Las automotrices Ford y Toyota anunciaron que durante mayo no aplicarán aumentos de precios o lo harán muy por debajo de la inflación, absorbiendo además los costos derivados de la salida del cepo cambiario. La decisión se conoció tras una fuerte advertencia del ministro de Economía, Luis Caputo, quien cuestionó públicamente los ajustes previstos por algunas compañías del sector.
Toyota, líder del mercado con casi 35.000 unidades patentadas en los primeros cuatro meses del año, incrementó apenas un 1,4% sus precios, muy por debajo de la inflación de marzo (3,7%).
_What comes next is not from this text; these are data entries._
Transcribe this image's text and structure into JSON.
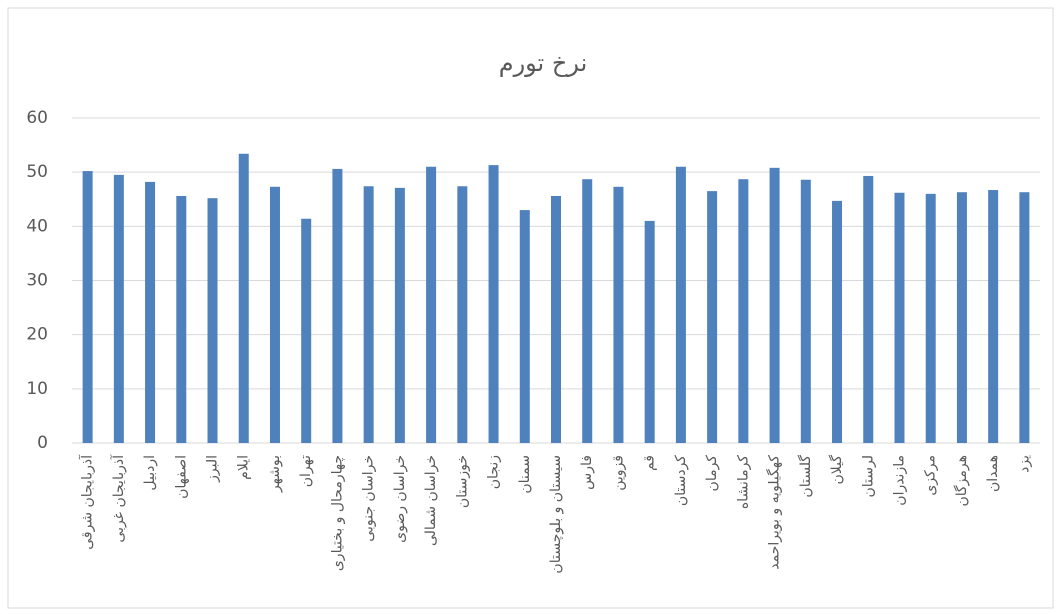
{
  "chart_data": {
    "type": "bar",
    "title": "نرخ تورم",
    "categories": [
      "آذربایجان شرقی",
      "آذربایجان غربی",
      "اردبیل",
      "اصفهان",
      "البرز",
      "ایلام",
      "بوشهر",
      "تهران",
      "چهارمحال و بختیاری",
      "خراسان جنوبی",
      "خراسان رضوی",
      "خراسان شمالی",
      "خوزستان",
      "زنجان",
      "سمنان",
      "سیستان و بلوچستان",
      "فارس",
      "قزوین",
      "قم",
      "کردستان",
      "کرمان",
      "کرمانشاه",
      "کهگیلویه و بویراحمد",
      "گلستان",
      "گیلان",
      "لرستان",
      "مازندران",
      "مرکزی",
      "هرمزگان",
      "همدان",
      "یزد"
    ],
    "values": [
      50.2,
      49.5,
      48.2,
      45.6,
      45.2,
      53.4,
      47.3,
      41.4,
      50.6,
      47.4,
      47.1,
      51.0,
      47.4,
      51.3,
      43.0,
      45.6,
      48.7,
      47.3,
      41.0,
      51.0,
      46.5,
      48.7,
      50.8,
      48.6,
      44.7,
      49.3,
      46.2,
      46.0,
      46.3,
      46.7,
      46.3
    ],
    "color": "#4f81bd",
    "ylim": [
      0,
      60
    ],
    "yticks": [
      0,
      10,
      20,
      30,
      40,
      50,
      60
    ],
    "grid": true
  }
}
Ford, por su parte, directamente congeló su lista vigente, lo que fue celebrado por Caputo a través de sus redes sociales. El funcionario también había apuntado contra Stellantis, dueña de Fiat, Peugeot y Citroën, luego de que se difundiera que subiría sus precios un 3,5% desde el 1° de mayo.
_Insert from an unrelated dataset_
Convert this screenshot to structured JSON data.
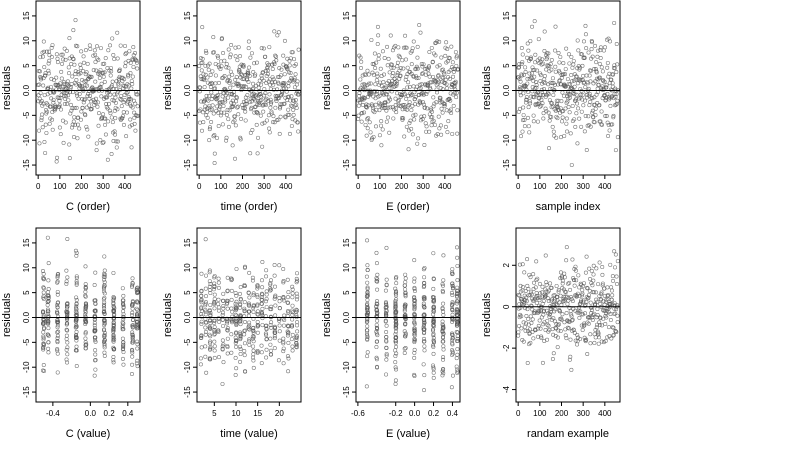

El cruce entre Caputo y las automotrices se desarrolló en redes sociales y medios de comunicación. Mientras el ministro advertía sobre el posible uso de “herramientas” para frenar aumentos injustificados, desde Stellantis respondieron que los nuevos valores aún no estaban definidos. Finalmente, la intervención oficial pareció surtir efecto entre las empresas que lideran las ventas.
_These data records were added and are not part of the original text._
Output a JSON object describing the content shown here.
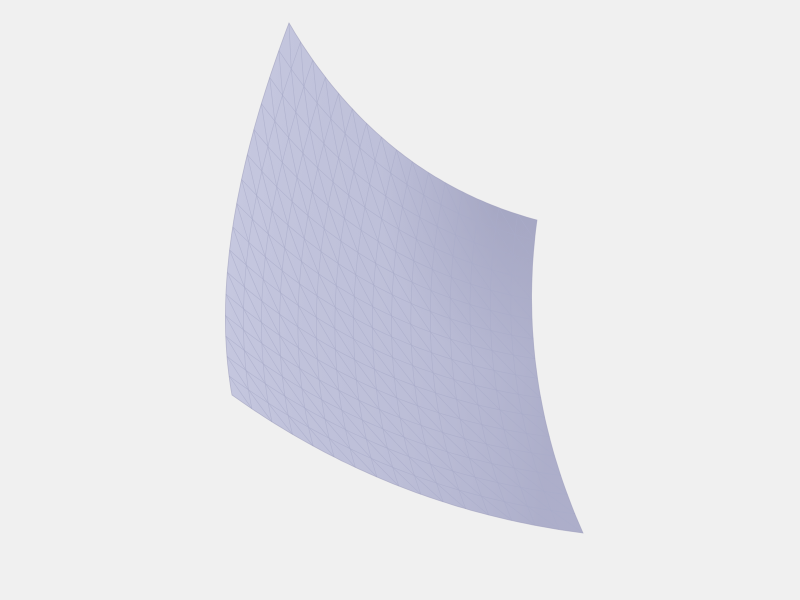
{
  "viewport": {
    "background_color": "#f0f0f0"
  },
  "surface": {
    "shape": "curved-quad-patch",
    "render_style": "shaded-triangulated-mesh",
    "subdivisions_u": 16,
    "subdivisions_v": 16,
    "triangulated": true,
    "colors": {
      "light": "#cbcde3",
      "mid": "#bdbfd8",
      "shadow": "#9e9fbd",
      "wireframe": "#a9acc9"
    }
  }
}
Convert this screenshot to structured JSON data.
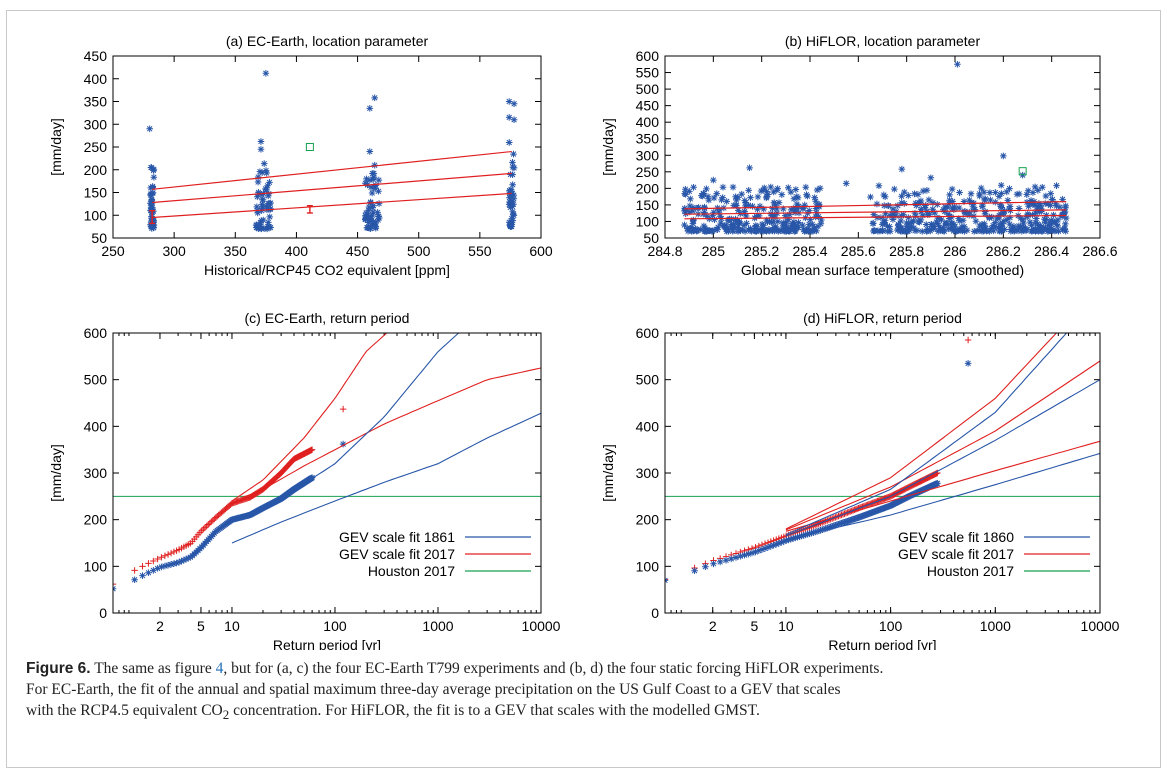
{
  "colors": {
    "blue": "#2856a8",
    "red": "#e02020",
    "green": "#18a050",
    "axis": "#000000"
  },
  "caption": {
    "label": "Figure 6.",
    "line1_a": " The same as figure ",
    "line1_ref": "4",
    "line1_b": ", but for (a, c) the four EC-Earth T799 experiments and (b, d) the four static forcing HiFLOR experiments.",
    "line2": "For EC-Earth, the fit of the annual and spatial maximum three-day average precipitation on the US Gulf Coast to a GEV that scales",
    "line3_a": "with the RCP4.5 equivalent CO",
    "line3_sub": "2",
    "line3_b": " concentration. For HiFLOR, the fit is to a GEV that scales with the modelled GMST."
  },
  "chart_data": [
    {
      "id": "a",
      "type": "scatter",
      "title": "(a) EC-Earth, location parameter",
      "xlabel": "Historical/RCP45 CO2 equivalent [ppm]",
      "ylabel": "[mm/day]",
      "xlim": [
        250,
        600
      ],
      "ylim": [
        50,
        450
      ],
      "xticks": [
        250,
        300,
        350,
        400,
        450,
        500,
        550,
        600
      ],
      "yticks": [
        50,
        100,
        150,
        200,
        250,
        300,
        350,
        400,
        450
      ],
      "clusters": [
        {
          "x": 282,
          "n": 45,
          "dx": 1.5,
          "min": 70,
          "max": 215,
          "outliers": [
            290
          ]
        },
        {
          "x": 373,
          "n": 55,
          "dx": 6,
          "min": 70,
          "max": 220,
          "outliers": [
            262,
            412,
            245
          ]
        },
        {
          "x": 462,
          "n": 55,
          "dx": 6,
          "min": 70,
          "max": 200,
          "outliers": [
            335,
            358,
            240,
            210
          ]
        },
        {
          "x": 576,
          "n": 45,
          "dx": 2,
          "min": 75,
          "max": 245,
          "outliers": [
            350,
            345,
            315,
            310,
            260
          ]
        }
      ],
      "fit_lines": [
        {
          "x": [
            282,
            576
          ],
          "y": [
            95,
            148
          ]
        },
        {
          "x": [
            282,
            576
          ],
          "y": [
            128,
            192
          ]
        },
        {
          "x": [
            282,
            576
          ],
          "y": [
            157,
            240
          ]
        }
      ],
      "error_bars": [
        {
          "x": 282,
          "y": 97,
          "low": 82,
          "high": 110
        },
        {
          "x": 411,
          "y": 113,
          "low": 105,
          "high": 121
        }
      ],
      "observed": {
        "x": 411,
        "y": 250,
        "label": "Houston 2017"
      }
    },
    {
      "id": "b",
      "type": "scatter",
      "title": "(b) HiFLOR, location parameter",
      "xlabel": "Global mean surface temperature (smoothed)",
      "ylabel": "[mm/day]",
      "xlim": [
        284.8,
        286.6
      ],
      "ylim": [
        50,
        600
      ],
      "xticks": [
        284.8,
        285,
        285.2,
        285.4,
        285.6,
        285.8,
        286,
        286.2,
        286.4,
        286.6
      ],
      "yticks": [
        50,
        100,
        150,
        200,
        250,
        300,
        350,
        400,
        450,
        500,
        550,
        600
      ],
      "ranges": [
        {
          "x": [
            284.88,
            285.45
          ],
          "n": 300,
          "min": 70,
          "max": 205
        },
        {
          "x": [
            285.65,
            286.46
          ],
          "n": 380,
          "min": 70,
          "max": 210
        }
      ],
      "outliers": [
        {
          "x": 286.01,
          "y": 575
        },
        {
          "x": 286.2,
          "y": 298
        },
        {
          "x": 285.15,
          "y": 262
        },
        {
          "x": 285.78,
          "y": 258
        },
        {
          "x": 285.0,
          "y": 225
        },
        {
          "x": 286.28,
          "y": 240
        },
        {
          "x": 285.9,
          "y": 232
        },
        {
          "x": 285.55,
          "y": 215
        }
      ],
      "fit_lines": [
        {
          "x": [
            284.88,
            286.46
          ],
          "y": [
            108,
            118
          ]
        },
        {
          "x": [
            284.88,
            286.46
          ],
          "y": [
            122,
            135
          ]
        },
        {
          "x": [
            284.88,
            286.46
          ],
          "y": [
            138,
            160
          ]
        }
      ],
      "observed": {
        "x": 286.28,
        "y": 252,
        "label": "Houston 2017"
      }
    },
    {
      "id": "c",
      "type": "line",
      "title": "(c) EC-Earth, return period",
      "xlabel": "Return period [yr]",
      "ylabel": "[mm/day]",
      "xscale": "log",
      "xlim": [
        0.7,
        10000
      ],
      "ylim": [
        0,
        600
      ],
      "xticks": [
        2,
        5,
        10,
        100,
        1000,
        10000
      ],
      "yticks": [
        0,
        100,
        200,
        300,
        400,
        500,
        600
      ],
      "houston_level": 250,
      "legend": [
        {
          "label": "GEV scale fit 1861",
          "color": "#2856a8"
        },
        {
          "label": "GEV scale fit 2017",
          "color": "#e02020"
        },
        {
          "label": "Houston 2017",
          "color": "#18a050"
        }
      ],
      "legend_position": "bottom-right",
      "series": [
        {
          "name": "GEV scale fit 2017",
          "kind": "points",
          "x": [
            0.7,
            1,
            1.5,
            2,
            3,
            4,
            5,
            7,
            10,
            15,
            20,
            30,
            40,
            60,
            120
          ],
          "y": [
            62,
            85,
            105,
            118,
            135,
            150,
            175,
            205,
            235,
            248,
            265,
            300,
            330,
            350,
            437
          ]
        },
        {
          "name": "GEV scale fit 1861",
          "kind": "points",
          "x": [
            0.7,
            1,
            1.5,
            2,
            3,
            4,
            5,
            7,
            10,
            15,
            20,
            30,
            40,
            60,
            120
          ],
          "y": [
            52,
            65,
            85,
            98,
            108,
            120,
            140,
            175,
            200,
            210,
            225,
            245,
            265,
            290,
            362
          ]
        },
        {
          "name": "GEV scale fit 2017",
          "kind": "fit",
          "x": [
            10,
            20,
            50,
            100,
            300,
            1000,
            3000,
            10000
          ],
          "y": [
            235,
            265,
            315,
            350,
            405,
            455,
            500,
            525
          ]
        },
        {
          "name": "GEV scale fit 2017",
          "kind": "fit",
          "x": [
            10,
            20,
            50,
            100,
            200,
            400
          ],
          "y": [
            240,
            285,
            375,
            460,
            560,
            620
          ]
        },
        {
          "name": "GEV scale fit 1861",
          "kind": "fit",
          "x": [
            10,
            30,
            100,
            300,
            1000,
            3000,
            10000
          ],
          "y": [
            150,
            195,
            240,
            280,
            320,
            375,
            428
          ]
        },
        {
          "name": "GEV scale fit 1861",
          "kind": "fit",
          "x": [
            10,
            30,
            100,
            300,
            1000,
            2000
          ],
          "y": [
            195,
            245,
            320,
            420,
            560,
            620
          ]
        }
      ]
    },
    {
      "id": "d",
      "type": "line",
      "title": "(d) HiFLOR, return period",
      "xlabel": "Return period [yr]",
      "ylabel": "[mm/day]",
      "xscale": "log",
      "xlim": [
        0.7,
        10000
      ],
      "ylim": [
        0,
        600
      ],
      "xticks": [
        2,
        5,
        10,
        100,
        1000,
        10000
      ],
      "yticks": [
        0,
        100,
        200,
        300,
        400,
        500,
        600
      ],
      "houston_level": 250,
      "legend": [
        {
          "label": "GEV scale fit 1860",
          "color": "#2856a8"
        },
        {
          "label": "GEV scale fit 2017",
          "color": "#e02020"
        },
        {
          "label": "Houston 2017",
          "color": "#18a050"
        }
      ],
      "legend_position": "bottom-right",
      "series": [
        {
          "name": "GEV scale fit 2017",
          "kind": "points",
          "x": [
            0.7,
            1,
            2,
            5,
            10,
            20,
            50,
            100,
            150,
            280,
            550
          ],
          "y": [
            72,
            85,
            112,
            140,
            165,
            190,
            225,
            250,
            270,
            300,
            585
          ]
        },
        {
          "name": "GEV scale fit 1860",
          "kind": "points",
          "x": [
            0.7,
            1,
            2,
            5,
            10,
            20,
            50,
            100,
            150,
            280,
            550
          ],
          "y": [
            70,
            80,
            105,
            130,
            155,
            175,
            205,
            230,
            250,
            278,
            535
          ]
        },
        {
          "name": "GEV scale fit 2017",
          "kind": "fit",
          "x": [
            10,
            100,
            1000,
            10000
          ],
          "y": [
            175,
            240,
            305,
            368
          ]
        },
        {
          "name": "GEV scale fit 2017",
          "kind": "fit",
          "x": [
            10,
            100,
            1000,
            10000
          ],
          "y": [
            180,
            290,
            460,
            700
          ]
        },
        {
          "name": "GEV scale fit 2017",
          "kind": "fit",
          "x": [
            10,
            100,
            1000,
            10000
          ],
          "y": [
            178,
            270,
            390,
            540
          ]
        },
        {
          "name": "GEV scale fit 1860",
          "kind": "fit",
          "x": [
            10,
            100,
            1000,
            10000
          ],
          "y": [
            158,
            210,
            275,
            342
          ]
        },
        {
          "name": "GEV scale fit 1860",
          "kind": "fit",
          "x": [
            10,
            100,
            1000,
            10000
          ],
          "y": [
            165,
            250,
            370,
            500
          ]
        },
        {
          "name": "GEV scale fit 1860",
          "kind": "fit",
          "x": [
            10,
            100,
            1000,
            10000
          ],
          "y": [
            168,
            265,
            430,
            680
          ]
        }
      ]
    }
  ]
}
Desde el Gobierno recuerdan que el sector automotor ya fue beneficiado con una serie de medidas fiscales, como la eliminación del impuesto PAIS y reducciones en los impuestos internos. Además, durante este año se simplificaron las condiciones para importar autopartes. Con estas medidas y el nuevo esquema cambiario, Economía busca evitar que las automotrices trasladen en forma directa esos costos a los consumidores.